Et nous ? Les effets relativistes sont-ils mesurables pour nous, à notre petit niveau d’homme et non pas dans des avions allant à des centaines de kilomètres par heure ou dans des satellites perchés sur des orbites lointaines ? Eh bien, la réponse est oui, comme viennent de le prouver quatre chercheurs américains et deux horloges atomiques optiques, dans un article publié par la revue Science le 24 septembre. Les horloges en question sont d’une précision extrême et c’est nécessaire, étant donné que les effets relativistes, avouons-le, sont infimes à notre petite échelle. Dans un premier temps, les chercheurs du National Institute of Standards and Technology ont simulé, pour une des deux horloges (l’autre servant de référence), un mouvement d’une vitesse de 10 mètres par seconde, soit 36 km/h. Ce qui revient à se demander de combien le temps ralentirait pour Usain Bolt s’il parvenait à sprinter toute sa vie. Une minuscule variation a pu être mesurée. Rapportée à une vie d’homme de 80 ans, cette variation nous donne un gain de temps de, hem… 1,5 millionième de seconde. Pas terrible, Usain.
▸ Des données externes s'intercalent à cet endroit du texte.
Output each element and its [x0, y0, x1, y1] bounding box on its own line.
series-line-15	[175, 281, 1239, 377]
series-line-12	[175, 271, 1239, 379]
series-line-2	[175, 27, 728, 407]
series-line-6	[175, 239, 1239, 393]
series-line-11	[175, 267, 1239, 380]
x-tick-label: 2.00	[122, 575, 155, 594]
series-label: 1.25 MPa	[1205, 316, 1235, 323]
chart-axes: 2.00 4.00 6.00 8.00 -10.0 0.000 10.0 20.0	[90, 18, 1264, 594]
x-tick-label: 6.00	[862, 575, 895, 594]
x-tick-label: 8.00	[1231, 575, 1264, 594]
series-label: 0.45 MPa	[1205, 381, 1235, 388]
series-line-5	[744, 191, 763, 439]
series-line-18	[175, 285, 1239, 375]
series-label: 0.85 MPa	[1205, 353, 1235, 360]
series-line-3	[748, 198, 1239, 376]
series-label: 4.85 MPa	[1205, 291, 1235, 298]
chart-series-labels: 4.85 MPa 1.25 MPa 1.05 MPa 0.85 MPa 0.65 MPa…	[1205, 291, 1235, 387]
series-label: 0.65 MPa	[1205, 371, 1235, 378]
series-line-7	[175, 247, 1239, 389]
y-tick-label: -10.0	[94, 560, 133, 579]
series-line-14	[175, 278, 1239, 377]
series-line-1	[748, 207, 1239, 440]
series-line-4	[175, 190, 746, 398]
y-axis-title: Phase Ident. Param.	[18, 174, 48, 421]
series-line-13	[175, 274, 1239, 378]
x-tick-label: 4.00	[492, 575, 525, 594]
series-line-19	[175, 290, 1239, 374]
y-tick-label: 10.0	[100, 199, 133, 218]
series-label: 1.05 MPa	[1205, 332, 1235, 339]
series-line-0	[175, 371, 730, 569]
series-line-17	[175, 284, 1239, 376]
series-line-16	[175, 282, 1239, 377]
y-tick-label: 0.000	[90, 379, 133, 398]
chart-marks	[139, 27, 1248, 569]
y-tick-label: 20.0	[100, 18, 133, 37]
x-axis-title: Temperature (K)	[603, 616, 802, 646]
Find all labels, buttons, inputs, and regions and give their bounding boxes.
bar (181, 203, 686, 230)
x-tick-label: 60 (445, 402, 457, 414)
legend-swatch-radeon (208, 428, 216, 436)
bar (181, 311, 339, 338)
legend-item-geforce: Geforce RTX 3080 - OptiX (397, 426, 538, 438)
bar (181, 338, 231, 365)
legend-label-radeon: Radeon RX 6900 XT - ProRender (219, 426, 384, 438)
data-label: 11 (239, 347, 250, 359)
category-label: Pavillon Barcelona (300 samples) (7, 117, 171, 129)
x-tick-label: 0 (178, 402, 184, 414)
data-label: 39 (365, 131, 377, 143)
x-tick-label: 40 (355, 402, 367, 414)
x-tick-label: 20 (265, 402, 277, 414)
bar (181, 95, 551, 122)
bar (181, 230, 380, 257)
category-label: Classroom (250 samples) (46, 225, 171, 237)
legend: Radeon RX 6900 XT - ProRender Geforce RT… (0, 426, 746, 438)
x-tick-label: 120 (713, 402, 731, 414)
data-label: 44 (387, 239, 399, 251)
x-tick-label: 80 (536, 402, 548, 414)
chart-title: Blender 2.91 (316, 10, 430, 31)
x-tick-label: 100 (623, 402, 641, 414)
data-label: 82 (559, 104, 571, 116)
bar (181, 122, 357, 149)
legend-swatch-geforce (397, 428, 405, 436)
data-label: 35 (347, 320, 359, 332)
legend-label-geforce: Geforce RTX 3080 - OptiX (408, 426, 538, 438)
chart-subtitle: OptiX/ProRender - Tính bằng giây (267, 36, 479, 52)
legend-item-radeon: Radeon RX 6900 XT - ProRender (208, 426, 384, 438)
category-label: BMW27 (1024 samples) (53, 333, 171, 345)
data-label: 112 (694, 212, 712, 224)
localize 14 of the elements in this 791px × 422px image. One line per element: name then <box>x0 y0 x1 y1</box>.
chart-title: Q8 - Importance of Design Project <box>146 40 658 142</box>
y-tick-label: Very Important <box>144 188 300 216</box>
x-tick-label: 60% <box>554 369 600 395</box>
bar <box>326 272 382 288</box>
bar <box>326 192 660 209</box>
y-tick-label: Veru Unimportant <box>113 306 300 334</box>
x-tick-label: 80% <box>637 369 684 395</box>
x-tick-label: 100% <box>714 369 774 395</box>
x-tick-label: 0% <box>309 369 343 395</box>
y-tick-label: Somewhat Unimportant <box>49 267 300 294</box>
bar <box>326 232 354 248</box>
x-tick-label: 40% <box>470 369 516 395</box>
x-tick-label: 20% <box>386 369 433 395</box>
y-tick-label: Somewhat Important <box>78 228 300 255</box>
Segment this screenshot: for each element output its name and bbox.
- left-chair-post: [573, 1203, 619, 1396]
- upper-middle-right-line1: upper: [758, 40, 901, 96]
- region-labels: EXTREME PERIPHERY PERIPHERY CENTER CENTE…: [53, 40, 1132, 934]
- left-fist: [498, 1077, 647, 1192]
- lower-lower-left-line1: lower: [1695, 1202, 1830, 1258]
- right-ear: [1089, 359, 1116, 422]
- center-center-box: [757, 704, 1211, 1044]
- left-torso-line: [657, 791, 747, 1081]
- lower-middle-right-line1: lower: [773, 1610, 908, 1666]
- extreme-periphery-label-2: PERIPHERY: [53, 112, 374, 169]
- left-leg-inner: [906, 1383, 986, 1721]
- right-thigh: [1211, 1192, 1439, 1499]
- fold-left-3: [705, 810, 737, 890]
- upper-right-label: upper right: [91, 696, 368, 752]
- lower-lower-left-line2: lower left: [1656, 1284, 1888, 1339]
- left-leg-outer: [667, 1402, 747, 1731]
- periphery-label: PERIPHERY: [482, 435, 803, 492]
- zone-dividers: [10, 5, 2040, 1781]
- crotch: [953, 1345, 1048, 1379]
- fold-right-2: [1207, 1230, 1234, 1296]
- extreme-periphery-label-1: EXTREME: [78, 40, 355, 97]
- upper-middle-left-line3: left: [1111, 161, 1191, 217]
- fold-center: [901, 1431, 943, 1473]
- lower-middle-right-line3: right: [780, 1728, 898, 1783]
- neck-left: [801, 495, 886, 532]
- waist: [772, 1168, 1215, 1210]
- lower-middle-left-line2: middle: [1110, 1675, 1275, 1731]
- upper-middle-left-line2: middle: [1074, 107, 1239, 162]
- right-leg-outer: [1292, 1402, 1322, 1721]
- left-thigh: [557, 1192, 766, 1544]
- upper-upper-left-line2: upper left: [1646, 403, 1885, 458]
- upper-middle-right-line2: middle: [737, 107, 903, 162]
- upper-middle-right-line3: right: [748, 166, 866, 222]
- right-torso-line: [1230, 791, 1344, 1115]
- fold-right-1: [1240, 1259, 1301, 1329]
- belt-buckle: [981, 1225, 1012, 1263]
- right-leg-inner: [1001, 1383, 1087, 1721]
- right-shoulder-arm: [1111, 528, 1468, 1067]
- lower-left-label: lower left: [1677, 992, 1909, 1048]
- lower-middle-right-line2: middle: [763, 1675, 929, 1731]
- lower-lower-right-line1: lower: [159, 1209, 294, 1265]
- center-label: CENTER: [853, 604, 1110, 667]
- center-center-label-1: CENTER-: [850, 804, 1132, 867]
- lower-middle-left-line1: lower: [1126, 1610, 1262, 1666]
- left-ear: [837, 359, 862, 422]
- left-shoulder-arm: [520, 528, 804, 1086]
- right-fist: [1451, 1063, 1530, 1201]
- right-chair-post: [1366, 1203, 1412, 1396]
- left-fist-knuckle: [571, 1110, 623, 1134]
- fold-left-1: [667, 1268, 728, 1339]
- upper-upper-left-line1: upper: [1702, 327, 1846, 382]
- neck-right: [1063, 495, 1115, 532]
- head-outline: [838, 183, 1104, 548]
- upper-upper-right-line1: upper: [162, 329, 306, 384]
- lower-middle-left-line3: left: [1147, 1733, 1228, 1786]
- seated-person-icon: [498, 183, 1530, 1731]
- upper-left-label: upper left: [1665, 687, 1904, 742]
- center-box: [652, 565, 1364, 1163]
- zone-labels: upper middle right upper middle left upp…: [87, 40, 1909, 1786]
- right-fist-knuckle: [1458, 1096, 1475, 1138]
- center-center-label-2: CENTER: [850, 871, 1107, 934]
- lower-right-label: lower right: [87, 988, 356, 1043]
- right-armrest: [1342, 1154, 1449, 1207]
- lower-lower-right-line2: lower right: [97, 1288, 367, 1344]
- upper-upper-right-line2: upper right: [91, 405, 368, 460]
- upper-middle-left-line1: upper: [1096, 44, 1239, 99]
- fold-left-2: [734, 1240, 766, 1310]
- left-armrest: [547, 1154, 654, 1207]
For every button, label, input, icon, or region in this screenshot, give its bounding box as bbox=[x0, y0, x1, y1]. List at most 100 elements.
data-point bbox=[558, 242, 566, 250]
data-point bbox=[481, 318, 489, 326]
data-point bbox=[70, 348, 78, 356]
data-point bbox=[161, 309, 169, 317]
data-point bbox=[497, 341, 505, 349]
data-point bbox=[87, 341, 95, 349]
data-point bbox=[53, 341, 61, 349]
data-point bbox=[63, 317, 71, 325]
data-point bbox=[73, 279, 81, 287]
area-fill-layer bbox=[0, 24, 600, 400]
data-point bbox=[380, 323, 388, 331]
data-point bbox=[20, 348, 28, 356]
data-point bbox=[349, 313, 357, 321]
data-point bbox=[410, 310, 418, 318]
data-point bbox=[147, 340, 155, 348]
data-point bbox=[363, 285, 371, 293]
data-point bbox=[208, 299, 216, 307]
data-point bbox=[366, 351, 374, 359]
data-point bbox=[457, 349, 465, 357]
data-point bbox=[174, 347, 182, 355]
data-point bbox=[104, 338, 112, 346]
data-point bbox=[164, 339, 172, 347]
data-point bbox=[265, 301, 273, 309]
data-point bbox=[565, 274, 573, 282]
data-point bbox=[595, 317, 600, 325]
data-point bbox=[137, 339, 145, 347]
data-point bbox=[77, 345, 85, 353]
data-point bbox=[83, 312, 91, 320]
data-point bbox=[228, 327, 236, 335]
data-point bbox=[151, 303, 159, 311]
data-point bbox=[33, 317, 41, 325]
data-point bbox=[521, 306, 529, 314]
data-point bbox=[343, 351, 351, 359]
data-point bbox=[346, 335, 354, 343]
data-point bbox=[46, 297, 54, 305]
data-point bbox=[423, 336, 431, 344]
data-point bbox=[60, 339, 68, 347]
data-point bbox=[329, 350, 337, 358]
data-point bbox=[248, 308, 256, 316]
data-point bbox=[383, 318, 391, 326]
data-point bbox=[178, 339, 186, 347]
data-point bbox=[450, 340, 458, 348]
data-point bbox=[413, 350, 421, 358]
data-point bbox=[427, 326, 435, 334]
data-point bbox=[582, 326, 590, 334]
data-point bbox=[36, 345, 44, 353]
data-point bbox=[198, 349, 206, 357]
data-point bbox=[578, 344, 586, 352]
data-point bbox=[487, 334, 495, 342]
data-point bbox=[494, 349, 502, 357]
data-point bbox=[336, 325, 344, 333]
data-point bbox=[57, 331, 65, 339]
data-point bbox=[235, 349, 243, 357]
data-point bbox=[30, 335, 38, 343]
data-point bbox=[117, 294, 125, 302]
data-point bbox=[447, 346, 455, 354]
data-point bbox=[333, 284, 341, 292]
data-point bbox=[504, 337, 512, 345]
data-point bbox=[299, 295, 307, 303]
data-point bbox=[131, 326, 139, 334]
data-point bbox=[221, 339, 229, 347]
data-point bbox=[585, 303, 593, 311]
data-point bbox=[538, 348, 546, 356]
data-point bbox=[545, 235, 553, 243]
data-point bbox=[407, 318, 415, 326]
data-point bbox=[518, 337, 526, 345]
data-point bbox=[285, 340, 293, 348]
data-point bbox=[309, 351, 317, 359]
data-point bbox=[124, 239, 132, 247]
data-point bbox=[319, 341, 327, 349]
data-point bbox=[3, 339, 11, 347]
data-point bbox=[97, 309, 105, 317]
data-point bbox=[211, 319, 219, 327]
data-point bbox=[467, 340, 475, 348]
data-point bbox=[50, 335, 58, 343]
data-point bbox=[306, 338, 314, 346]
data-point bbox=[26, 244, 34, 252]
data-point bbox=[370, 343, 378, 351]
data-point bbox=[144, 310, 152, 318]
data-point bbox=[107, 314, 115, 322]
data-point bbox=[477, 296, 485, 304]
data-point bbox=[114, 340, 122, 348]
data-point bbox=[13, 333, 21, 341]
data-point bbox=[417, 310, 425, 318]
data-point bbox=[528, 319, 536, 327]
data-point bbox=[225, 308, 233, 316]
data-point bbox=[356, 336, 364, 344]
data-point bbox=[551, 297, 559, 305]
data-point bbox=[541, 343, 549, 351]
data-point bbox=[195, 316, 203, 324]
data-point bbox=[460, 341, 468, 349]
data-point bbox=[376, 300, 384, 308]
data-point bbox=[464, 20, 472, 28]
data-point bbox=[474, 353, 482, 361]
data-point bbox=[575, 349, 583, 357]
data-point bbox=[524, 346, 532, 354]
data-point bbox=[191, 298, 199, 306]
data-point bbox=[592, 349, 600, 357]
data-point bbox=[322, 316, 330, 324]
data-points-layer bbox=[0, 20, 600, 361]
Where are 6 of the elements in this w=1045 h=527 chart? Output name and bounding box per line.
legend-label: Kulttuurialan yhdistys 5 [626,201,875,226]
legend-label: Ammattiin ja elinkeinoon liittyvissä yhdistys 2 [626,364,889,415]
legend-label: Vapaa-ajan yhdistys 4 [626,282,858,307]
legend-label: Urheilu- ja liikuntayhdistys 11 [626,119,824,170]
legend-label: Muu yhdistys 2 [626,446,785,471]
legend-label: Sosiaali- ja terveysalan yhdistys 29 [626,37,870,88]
Dans une seconde expérience, nos chercheurs ont voulu voir s’il était possible de détecter une différence en posant leurs horloges sur deux barreaux d’échelle séparés de 33 centimètres. En s’éloignant de la Terre de si peu, y a-t-il vraiment un changement ? Encore une fois, la réponse est oui. La variation est encore plus petite : sur 80 ans, l’horloge la plus basse gagnerait 0,1 millionième de seconde par rapport à sa voisine du dessus…
Mais bon, en cumulant les deux, en courant comme un dératé dans son rez-de-chaussée, entre la télé et le grille-pain, on devrait en mettre plein la vue au feignant qui se prélasse sur sa terrasse du 10e étage. En théorie, on devrait.